Swap premiums plummet as banks face dollar shortage


KARACHI: Banks are facing a shortage of foreign currency, making it harder for them to provide dollars to importers to make payments, leading to low or negative swap premiums as foreign exchange reserves are depleted quickly following external funding dried up, analysts said. .

The shortage of dollar liquidity in the interbank foreign exchange market is putting pressure on the rupiah as the central bank has not provided dollars to the market to pay import bills and large imports, including oil, are entirely satisfied by the market.

“Banks are in a liquidity crunch because their nostros are running out of dollars. They have engaged in buy-sell (buy loan, sell forward) to build their nostros which, in turn, have depressed forward swaps so much that ‘they went negative,’ said Komal Mansoor, head of research at Tresmark.

Pakistan’s central bank foreign exchange reserves have fallen by $7.62 billion since January 2022. They now stand at $8.98 billion, barely enough for 1.32 months of imports.

Reserves have fallen since the stalling of a $6 billion bailout package from the International Monetary Fund.

The government has sharply raised fuel and electricity prices to release the remaining $3 billion of a current loan from the multilateral lender.

The shortage of dollars could deteriorate as the country’s trade deficit is expected to widen this fiscal year. The trade deficit increased by 58% to $43.33 billion in July-May of fiscal year 2022.

The local currency weakened by 2.38% this week. The strength of the greenback and the decline of the rupee translate into higher import bills and therefore higher inflation.

“With almost no free liquidity, it is expected that the Central Bank will not have the resources to control the market. With low levels of inflows and large outflows, especially related to late June, SBP is drawing in the share of commercial bank reserves to meet payments, resulting in low or negative swap premia,” Tresmark said in a client note.

“Although this was the case for the past 4 weeks when the rupee broke through the 190 level, some analysts appear to have raised it now. This, while not unusual, shows a severe shortage of liquidity,” a- he added.

The rupiah’s misery has been compounded by extremely low levels of foreign exchange reserves. Pakistan’s reserves fell another $234 million to close just below $15 billion. SBP’s share of the reserves is just under $9 billion and consists of $3.9 billion in gold and $4.2 billion notionally generated by buy-sell swaps (this which is not new, it has been for 3 years), he noted.

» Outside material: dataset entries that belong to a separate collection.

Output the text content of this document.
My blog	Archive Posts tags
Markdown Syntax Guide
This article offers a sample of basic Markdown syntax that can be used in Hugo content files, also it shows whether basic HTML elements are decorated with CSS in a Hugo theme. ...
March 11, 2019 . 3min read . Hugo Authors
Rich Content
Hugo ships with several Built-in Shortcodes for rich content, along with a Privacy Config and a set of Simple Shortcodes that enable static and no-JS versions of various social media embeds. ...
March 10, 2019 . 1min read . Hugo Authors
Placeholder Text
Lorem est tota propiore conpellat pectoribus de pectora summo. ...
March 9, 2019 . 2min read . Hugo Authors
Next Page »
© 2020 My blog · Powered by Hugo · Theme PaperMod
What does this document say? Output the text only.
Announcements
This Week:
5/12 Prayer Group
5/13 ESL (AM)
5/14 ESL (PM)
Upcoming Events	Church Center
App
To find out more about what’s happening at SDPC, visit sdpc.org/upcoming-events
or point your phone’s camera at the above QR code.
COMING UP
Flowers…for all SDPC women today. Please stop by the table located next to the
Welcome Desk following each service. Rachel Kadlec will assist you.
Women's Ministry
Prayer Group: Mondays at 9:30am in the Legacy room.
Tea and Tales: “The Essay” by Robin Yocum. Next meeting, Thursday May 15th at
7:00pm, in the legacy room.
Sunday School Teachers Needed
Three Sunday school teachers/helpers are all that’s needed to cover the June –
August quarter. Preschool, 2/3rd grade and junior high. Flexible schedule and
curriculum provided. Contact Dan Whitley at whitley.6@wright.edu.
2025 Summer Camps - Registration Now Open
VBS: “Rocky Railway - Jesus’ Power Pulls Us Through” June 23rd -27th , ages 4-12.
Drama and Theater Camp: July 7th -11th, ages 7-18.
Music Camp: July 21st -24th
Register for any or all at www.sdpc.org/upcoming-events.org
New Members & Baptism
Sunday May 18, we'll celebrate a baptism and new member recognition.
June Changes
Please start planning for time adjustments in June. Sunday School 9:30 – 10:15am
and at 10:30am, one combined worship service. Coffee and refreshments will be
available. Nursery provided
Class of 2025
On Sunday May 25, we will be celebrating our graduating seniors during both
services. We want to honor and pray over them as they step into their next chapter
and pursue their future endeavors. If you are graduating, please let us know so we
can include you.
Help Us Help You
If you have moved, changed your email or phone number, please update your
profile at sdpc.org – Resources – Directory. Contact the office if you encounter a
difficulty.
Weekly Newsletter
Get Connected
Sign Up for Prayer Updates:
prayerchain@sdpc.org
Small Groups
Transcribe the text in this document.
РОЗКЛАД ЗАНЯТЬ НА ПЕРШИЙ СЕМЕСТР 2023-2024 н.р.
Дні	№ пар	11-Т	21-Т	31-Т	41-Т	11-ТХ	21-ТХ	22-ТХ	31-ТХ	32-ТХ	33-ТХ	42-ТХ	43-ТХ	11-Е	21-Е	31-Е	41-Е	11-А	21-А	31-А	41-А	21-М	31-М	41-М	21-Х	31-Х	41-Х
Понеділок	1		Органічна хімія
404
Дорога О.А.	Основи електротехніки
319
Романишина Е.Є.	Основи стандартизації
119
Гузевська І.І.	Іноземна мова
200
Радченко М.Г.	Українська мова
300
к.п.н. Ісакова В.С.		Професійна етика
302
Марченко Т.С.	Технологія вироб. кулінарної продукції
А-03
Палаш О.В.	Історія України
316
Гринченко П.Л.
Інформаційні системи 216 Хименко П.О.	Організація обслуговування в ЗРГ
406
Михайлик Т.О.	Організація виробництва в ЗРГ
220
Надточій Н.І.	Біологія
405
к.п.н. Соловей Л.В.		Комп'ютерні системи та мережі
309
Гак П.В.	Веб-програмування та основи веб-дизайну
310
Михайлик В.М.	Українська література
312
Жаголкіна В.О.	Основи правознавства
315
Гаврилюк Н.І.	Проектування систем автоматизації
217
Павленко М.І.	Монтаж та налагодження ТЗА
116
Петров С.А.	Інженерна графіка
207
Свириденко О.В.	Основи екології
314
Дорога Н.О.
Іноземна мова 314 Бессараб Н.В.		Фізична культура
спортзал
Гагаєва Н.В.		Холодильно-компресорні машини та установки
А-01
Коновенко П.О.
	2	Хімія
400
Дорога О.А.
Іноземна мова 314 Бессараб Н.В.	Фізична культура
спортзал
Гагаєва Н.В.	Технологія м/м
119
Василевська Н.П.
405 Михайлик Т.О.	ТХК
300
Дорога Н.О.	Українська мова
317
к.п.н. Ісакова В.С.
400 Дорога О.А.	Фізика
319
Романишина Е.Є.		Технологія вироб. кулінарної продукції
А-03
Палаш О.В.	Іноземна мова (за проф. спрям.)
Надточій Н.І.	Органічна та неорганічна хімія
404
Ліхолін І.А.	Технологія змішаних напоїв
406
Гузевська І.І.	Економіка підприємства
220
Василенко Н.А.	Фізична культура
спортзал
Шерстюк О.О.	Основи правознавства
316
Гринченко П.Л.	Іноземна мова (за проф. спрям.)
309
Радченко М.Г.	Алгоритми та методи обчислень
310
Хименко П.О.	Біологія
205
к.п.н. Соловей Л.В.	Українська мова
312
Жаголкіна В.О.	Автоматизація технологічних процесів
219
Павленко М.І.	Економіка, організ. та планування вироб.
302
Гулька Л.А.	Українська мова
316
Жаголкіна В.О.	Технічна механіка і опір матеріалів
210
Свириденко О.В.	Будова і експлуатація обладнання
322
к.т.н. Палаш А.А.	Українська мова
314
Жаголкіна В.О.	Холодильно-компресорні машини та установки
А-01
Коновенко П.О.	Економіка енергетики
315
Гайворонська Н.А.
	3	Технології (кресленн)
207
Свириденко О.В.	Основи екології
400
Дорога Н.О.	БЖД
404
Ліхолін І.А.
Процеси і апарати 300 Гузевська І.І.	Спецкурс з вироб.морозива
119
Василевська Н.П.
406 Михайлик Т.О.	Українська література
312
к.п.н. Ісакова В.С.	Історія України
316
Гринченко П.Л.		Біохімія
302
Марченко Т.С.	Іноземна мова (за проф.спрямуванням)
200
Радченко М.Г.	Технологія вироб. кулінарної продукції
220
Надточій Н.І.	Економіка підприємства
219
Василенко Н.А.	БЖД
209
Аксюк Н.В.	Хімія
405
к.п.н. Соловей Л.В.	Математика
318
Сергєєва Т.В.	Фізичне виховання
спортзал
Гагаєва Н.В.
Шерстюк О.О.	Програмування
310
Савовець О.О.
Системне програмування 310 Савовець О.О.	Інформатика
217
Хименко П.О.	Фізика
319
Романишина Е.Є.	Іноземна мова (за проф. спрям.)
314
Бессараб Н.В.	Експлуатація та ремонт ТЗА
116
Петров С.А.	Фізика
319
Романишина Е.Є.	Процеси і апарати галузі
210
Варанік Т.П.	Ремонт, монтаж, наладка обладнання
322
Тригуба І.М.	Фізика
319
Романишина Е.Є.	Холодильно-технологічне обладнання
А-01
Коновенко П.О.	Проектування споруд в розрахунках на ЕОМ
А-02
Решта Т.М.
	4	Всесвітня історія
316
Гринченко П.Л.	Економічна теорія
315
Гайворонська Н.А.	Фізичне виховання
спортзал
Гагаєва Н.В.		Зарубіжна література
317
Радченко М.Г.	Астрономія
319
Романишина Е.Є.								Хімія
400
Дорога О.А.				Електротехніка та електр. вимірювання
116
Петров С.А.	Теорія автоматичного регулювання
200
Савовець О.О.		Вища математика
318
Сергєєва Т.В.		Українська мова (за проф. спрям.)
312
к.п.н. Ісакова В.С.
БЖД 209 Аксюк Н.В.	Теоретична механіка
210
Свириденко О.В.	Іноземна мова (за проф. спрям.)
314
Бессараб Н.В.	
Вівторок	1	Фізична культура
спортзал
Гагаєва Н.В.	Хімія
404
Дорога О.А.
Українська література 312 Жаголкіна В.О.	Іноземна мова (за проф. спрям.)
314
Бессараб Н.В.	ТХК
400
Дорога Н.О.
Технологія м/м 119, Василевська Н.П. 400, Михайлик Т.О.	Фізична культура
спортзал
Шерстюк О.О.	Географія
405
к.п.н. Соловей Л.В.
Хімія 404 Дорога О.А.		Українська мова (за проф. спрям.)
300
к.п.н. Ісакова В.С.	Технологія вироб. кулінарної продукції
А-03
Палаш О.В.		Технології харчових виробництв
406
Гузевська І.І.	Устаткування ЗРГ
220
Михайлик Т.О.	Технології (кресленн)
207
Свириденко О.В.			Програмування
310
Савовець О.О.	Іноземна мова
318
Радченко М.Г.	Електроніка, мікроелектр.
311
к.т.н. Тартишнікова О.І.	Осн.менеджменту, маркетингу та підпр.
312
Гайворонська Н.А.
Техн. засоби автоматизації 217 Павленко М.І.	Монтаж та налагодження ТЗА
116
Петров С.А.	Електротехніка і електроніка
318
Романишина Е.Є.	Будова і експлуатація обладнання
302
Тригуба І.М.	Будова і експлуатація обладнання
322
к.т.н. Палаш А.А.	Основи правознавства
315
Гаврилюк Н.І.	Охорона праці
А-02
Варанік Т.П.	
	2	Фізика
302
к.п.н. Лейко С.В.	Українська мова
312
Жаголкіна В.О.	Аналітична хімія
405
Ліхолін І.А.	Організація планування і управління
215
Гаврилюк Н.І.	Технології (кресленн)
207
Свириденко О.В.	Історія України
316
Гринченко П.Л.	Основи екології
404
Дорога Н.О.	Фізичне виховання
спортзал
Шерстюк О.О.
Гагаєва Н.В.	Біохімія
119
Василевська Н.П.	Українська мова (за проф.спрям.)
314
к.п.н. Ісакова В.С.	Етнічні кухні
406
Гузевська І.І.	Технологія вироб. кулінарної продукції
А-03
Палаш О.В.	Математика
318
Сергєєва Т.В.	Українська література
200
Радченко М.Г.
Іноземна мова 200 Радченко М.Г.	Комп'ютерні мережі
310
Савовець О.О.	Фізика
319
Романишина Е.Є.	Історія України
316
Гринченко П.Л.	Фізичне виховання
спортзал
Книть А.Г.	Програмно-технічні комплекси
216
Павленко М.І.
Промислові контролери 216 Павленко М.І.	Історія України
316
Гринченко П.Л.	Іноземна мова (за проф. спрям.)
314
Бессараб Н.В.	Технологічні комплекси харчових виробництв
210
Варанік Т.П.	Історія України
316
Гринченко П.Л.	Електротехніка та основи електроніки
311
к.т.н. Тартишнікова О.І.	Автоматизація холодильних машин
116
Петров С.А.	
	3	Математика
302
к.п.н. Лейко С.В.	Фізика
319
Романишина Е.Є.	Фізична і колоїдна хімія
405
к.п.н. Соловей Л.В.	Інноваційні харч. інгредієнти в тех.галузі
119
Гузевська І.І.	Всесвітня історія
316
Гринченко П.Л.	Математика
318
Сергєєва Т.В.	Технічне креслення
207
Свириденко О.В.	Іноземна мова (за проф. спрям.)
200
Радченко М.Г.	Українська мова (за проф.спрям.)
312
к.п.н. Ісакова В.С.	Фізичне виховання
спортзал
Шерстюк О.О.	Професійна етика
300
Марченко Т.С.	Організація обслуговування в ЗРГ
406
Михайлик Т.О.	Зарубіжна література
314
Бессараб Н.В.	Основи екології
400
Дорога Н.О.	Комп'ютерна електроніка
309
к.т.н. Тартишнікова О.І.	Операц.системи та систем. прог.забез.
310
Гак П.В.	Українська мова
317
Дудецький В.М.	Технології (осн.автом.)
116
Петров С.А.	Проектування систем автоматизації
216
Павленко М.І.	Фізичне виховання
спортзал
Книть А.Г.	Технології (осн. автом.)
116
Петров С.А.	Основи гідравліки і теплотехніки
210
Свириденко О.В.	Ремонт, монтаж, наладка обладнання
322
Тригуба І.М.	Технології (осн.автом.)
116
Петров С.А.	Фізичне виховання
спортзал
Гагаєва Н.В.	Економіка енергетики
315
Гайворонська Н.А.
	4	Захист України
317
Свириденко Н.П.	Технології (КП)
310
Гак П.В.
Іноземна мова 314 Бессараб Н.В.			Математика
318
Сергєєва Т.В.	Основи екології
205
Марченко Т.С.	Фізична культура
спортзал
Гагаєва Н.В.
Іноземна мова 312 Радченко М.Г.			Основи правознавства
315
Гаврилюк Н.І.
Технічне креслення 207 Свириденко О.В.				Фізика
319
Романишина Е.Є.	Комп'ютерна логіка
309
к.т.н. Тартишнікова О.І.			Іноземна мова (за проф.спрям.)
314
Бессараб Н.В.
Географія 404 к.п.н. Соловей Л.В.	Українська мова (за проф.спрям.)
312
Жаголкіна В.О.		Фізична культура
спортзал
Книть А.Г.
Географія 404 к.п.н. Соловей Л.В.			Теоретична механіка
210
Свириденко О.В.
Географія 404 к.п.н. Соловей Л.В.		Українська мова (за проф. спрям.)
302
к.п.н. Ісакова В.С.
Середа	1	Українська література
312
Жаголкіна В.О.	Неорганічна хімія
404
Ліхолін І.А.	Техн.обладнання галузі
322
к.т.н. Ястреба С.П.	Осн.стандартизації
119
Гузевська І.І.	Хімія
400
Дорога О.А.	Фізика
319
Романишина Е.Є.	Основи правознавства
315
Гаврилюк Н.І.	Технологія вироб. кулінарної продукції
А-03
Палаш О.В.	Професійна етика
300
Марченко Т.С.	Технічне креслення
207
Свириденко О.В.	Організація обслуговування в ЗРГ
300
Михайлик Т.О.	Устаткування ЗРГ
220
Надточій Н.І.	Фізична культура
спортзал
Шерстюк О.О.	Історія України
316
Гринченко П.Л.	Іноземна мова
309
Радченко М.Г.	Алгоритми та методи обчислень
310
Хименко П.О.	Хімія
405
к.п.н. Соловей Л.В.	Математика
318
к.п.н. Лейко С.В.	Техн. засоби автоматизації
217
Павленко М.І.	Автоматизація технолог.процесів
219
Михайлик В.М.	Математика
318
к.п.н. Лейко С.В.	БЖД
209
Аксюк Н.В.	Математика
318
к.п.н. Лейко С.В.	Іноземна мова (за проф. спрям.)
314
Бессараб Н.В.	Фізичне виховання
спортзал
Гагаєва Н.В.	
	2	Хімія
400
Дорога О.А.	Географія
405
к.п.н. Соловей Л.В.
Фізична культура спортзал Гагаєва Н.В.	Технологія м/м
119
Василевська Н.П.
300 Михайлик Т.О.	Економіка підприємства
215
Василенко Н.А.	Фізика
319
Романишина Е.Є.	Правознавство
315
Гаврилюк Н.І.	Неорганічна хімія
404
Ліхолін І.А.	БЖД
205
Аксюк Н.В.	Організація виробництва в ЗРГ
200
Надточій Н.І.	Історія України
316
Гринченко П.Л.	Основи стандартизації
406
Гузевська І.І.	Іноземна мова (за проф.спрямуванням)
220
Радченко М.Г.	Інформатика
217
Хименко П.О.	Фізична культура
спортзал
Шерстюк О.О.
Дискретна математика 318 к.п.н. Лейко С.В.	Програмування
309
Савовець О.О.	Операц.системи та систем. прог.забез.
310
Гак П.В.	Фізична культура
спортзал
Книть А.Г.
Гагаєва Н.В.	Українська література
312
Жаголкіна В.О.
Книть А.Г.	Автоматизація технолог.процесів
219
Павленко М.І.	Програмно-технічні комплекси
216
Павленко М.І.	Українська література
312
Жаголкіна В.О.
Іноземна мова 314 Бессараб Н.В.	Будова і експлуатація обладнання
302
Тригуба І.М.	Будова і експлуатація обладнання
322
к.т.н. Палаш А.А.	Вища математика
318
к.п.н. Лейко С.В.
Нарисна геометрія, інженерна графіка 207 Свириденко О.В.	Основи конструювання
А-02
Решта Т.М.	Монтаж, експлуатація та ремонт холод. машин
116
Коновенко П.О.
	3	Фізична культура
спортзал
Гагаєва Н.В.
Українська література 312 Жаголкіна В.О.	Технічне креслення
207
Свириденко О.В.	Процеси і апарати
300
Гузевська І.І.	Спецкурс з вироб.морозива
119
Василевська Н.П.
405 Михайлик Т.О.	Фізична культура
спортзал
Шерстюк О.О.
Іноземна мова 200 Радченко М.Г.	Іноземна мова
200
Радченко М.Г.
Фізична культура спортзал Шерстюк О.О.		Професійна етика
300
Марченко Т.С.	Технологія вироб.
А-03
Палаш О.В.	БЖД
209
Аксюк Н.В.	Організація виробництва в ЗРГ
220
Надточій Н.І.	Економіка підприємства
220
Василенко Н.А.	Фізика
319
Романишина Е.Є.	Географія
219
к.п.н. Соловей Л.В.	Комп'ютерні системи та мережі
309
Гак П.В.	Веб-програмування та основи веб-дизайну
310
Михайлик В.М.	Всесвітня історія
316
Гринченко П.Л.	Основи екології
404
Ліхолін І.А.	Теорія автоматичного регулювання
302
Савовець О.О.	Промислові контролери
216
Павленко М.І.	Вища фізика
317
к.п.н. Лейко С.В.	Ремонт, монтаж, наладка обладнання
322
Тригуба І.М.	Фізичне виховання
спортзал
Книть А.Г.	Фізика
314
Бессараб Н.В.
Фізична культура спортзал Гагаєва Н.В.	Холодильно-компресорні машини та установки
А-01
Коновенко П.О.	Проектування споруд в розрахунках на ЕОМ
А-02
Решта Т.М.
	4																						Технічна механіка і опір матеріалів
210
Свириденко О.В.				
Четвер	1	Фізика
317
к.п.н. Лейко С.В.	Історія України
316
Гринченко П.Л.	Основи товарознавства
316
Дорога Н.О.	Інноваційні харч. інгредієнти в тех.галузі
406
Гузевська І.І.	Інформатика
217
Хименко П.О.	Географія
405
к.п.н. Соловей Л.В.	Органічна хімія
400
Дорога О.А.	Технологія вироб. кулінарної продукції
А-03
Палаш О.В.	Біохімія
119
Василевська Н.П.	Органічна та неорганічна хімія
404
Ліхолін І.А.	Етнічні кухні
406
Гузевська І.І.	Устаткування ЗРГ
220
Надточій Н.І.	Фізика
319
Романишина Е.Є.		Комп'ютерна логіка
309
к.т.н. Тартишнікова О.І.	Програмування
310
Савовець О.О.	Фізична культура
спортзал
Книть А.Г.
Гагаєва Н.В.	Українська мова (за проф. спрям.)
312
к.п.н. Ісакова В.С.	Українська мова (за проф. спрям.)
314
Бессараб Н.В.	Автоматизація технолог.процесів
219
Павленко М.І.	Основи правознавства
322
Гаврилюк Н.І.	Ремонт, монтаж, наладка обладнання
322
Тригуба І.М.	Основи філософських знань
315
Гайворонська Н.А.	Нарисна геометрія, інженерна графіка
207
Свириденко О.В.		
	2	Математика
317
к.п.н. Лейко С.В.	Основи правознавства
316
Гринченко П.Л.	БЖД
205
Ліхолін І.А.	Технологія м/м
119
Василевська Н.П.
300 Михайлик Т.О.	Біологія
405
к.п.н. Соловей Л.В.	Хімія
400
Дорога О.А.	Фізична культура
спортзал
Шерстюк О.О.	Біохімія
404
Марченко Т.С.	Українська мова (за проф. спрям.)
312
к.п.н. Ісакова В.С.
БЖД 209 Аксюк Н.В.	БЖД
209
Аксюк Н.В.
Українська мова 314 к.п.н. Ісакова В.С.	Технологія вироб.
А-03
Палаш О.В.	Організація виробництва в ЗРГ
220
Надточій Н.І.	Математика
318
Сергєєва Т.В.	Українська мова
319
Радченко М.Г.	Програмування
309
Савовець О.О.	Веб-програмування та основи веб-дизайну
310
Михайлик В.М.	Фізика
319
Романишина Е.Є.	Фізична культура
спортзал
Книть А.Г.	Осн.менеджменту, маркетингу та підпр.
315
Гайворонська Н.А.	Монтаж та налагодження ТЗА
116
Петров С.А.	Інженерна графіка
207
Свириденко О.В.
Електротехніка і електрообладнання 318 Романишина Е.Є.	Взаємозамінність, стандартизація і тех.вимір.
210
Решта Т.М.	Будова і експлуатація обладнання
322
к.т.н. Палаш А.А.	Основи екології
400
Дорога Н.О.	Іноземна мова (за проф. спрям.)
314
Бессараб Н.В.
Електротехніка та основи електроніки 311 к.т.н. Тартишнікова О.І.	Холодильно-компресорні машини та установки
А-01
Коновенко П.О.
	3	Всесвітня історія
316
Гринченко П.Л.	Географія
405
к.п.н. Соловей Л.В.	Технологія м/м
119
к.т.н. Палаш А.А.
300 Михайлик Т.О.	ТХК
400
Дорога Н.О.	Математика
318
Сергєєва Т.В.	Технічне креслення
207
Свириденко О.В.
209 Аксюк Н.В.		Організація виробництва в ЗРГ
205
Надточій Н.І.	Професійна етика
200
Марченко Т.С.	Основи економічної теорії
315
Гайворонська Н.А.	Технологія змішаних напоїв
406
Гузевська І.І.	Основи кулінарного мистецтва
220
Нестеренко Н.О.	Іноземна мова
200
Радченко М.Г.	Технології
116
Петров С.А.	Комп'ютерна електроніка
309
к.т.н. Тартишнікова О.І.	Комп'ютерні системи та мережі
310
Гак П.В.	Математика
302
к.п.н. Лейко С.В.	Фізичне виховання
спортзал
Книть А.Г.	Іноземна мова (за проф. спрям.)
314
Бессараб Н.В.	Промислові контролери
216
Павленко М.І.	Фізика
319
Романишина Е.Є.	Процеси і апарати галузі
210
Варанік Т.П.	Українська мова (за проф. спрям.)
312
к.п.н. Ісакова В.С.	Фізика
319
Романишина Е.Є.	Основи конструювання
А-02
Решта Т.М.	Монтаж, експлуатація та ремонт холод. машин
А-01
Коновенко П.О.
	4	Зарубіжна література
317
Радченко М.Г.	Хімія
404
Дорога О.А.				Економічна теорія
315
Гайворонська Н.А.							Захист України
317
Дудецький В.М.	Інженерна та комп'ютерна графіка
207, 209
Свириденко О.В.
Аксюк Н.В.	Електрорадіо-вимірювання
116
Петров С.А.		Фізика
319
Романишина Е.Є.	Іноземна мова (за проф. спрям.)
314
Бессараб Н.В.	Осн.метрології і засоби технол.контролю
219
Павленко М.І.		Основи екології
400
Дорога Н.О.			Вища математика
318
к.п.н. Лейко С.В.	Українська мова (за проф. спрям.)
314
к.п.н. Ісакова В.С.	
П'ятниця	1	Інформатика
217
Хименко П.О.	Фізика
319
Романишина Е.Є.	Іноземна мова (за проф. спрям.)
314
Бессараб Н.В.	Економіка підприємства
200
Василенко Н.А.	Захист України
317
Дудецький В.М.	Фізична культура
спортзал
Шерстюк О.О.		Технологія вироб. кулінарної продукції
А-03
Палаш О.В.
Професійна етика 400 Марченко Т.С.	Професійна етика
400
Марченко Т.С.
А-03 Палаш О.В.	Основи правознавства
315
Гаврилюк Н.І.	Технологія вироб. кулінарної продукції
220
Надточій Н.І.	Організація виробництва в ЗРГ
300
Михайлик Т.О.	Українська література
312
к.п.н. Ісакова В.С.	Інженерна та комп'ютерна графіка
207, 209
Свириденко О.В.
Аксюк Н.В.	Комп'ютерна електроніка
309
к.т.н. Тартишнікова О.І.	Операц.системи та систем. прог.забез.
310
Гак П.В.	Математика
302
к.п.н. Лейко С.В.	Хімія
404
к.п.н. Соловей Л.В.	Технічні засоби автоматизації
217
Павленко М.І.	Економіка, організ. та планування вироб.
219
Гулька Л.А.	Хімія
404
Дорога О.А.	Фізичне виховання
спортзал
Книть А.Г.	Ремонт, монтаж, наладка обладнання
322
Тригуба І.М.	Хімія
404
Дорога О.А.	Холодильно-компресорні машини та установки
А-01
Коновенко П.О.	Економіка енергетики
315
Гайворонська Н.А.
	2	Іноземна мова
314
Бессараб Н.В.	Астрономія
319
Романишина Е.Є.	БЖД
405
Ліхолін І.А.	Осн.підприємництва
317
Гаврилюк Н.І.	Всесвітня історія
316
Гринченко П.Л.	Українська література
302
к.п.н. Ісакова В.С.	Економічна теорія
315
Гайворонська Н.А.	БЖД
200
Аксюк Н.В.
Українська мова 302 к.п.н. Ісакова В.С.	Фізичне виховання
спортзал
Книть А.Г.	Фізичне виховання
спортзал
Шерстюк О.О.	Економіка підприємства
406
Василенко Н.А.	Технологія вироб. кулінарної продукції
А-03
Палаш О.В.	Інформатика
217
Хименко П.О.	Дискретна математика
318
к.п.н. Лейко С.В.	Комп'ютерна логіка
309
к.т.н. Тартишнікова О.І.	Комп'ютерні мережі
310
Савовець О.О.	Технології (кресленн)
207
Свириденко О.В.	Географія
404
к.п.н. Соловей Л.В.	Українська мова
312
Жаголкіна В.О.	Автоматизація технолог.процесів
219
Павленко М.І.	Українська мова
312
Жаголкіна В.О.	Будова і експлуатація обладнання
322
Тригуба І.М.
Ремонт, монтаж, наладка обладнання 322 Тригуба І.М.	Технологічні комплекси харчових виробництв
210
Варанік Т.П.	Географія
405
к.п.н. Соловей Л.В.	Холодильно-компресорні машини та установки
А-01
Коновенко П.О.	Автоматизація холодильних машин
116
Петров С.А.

Saad Hashemy, Executive Director of BMA Capital Management, said the above [low dollar liquidity in interbank] would probably be resolved as soon as bilateral and multilateral financing would be released in agreement with the IMF.

“The country’s external deficit is fully financed by an IMF program,” Hashemy added.

The country’s finances could improve if it receives new inflows. The government must make every effort to have the IMF on board and jump the queue because the county cannot even afford another week.

The government remains engaged with the IMF this weekend and should have a green light from the IMF within a week. But the Ministry of Finance will have to tackle the main weak points in energy subsidies, fuel levies and minor areas of personal tax, subsidies to public enterprises.

The market is expecting inflows from friendly countries and multilateral lenders if IMF money comes in, revenues withheld by exporters and shippers will start to flow.